For companies that aren’t Fortune 500 giants, pouring time and effort into employee development can sometimes be a hard sell. With limited resources, the logical solution is to get the job done and cut all the extra stuff.
But that’s not how
Two weeks into my co-op, I was in the weeds of working through a data problem with my project leader when Craig Todd (CEO at AMEND) asked me, “Do you have a minute to talk when you’re done with that?”
I thought he must be talking to my project leader. When no one replied, I pointed to myself with a confused face.
“Yes, you” Craig laughed. “Nothing scary, I just want to get to know you better.”
Fifteen minutes later, we sat down in a conference room and talked about life.

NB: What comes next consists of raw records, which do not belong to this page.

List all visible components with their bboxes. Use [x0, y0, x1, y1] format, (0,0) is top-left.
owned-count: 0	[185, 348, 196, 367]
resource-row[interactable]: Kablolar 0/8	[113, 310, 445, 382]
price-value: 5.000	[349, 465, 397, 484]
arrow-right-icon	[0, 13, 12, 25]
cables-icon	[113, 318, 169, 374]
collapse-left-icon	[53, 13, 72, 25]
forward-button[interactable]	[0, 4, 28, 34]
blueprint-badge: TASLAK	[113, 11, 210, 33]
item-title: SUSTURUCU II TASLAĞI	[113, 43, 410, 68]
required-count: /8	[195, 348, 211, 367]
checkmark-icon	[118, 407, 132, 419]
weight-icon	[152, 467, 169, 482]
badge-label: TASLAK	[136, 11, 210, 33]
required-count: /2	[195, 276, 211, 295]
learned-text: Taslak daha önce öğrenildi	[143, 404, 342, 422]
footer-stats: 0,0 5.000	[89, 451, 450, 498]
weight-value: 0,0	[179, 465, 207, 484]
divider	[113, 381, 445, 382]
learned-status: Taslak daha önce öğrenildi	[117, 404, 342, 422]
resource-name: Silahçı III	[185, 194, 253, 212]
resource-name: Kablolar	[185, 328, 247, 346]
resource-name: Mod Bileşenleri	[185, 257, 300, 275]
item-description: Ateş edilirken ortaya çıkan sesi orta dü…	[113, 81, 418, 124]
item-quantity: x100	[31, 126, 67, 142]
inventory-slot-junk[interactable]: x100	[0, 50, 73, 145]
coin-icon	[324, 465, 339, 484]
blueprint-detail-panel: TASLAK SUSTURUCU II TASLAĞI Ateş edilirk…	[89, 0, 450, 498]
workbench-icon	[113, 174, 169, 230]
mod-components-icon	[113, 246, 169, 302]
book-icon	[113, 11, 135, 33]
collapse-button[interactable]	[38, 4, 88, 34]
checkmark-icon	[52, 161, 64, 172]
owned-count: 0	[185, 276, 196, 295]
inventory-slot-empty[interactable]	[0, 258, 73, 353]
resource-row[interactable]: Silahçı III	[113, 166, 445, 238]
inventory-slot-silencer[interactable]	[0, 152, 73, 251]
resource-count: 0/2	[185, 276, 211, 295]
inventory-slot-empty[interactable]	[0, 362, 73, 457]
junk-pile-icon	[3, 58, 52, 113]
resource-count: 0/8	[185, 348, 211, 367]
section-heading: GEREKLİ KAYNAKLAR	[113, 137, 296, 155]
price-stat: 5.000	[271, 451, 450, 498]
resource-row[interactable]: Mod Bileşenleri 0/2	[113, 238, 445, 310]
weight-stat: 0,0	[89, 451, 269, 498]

Going forward, I knew that this was a place that would treat me like family, not just an “intern.”
Teaching at the Core
Each week of the Analysts’ rotation, there is an “Analyst Call” in which we learn something new from subject matter experts at AMEND. Partners and project leaders take time out of their day to teach us about topics ranging from SQL to personal finance, to lean manufacturing. We even take tests to delve into our personality type and increase self-awareness.
Is it worth the extra time and effort? Absolutely.
These calls set me up with skills that prepared me for life, not just for the job. The fact that AMEND values our personal development enough to spend time teaching us about life skills that go above and beyond a work setting is truly a game changer.
The Sky’s the Limit
On our first day at AMEND, Paul Delaney (Partner at AMEND) explained what he calls the “cone concept” to us incoming analysts. The dilemma a small firm attracting top-talent is faced with is how to structure itself to best utilize and incentivize this talent. AMEND solved this problem with the cone concept.
Rather than force young, talented people to wait in their roles for years before “climbing the ladder,” they threw corporate hierarchy out the window and created a relatively flat organizational structure. While people do have general titles such as “Analyst” or “Partner,” positions are specialized to match each person’s unique talents and interests. These specializations are each person’s “cone.”
Just because there isn’t a specific title on the “ladder,” doesn’t mean that the position doesn’t exist. It just means that you need to forge your own path to make it one.
Each person can have more than one area of interest, and frequently people’s interests overlap, but everyone’s “cone” is unique.
This approach is incredibly appealing. Even if I don’t know exactly what I want to do in my career, I know that my options at AMEND aren’t confined by a rigid structure.
My time at AMEND has shown me that people are the most valuable asset in any organization. And working at a company that recognizes this is absolutely priceless.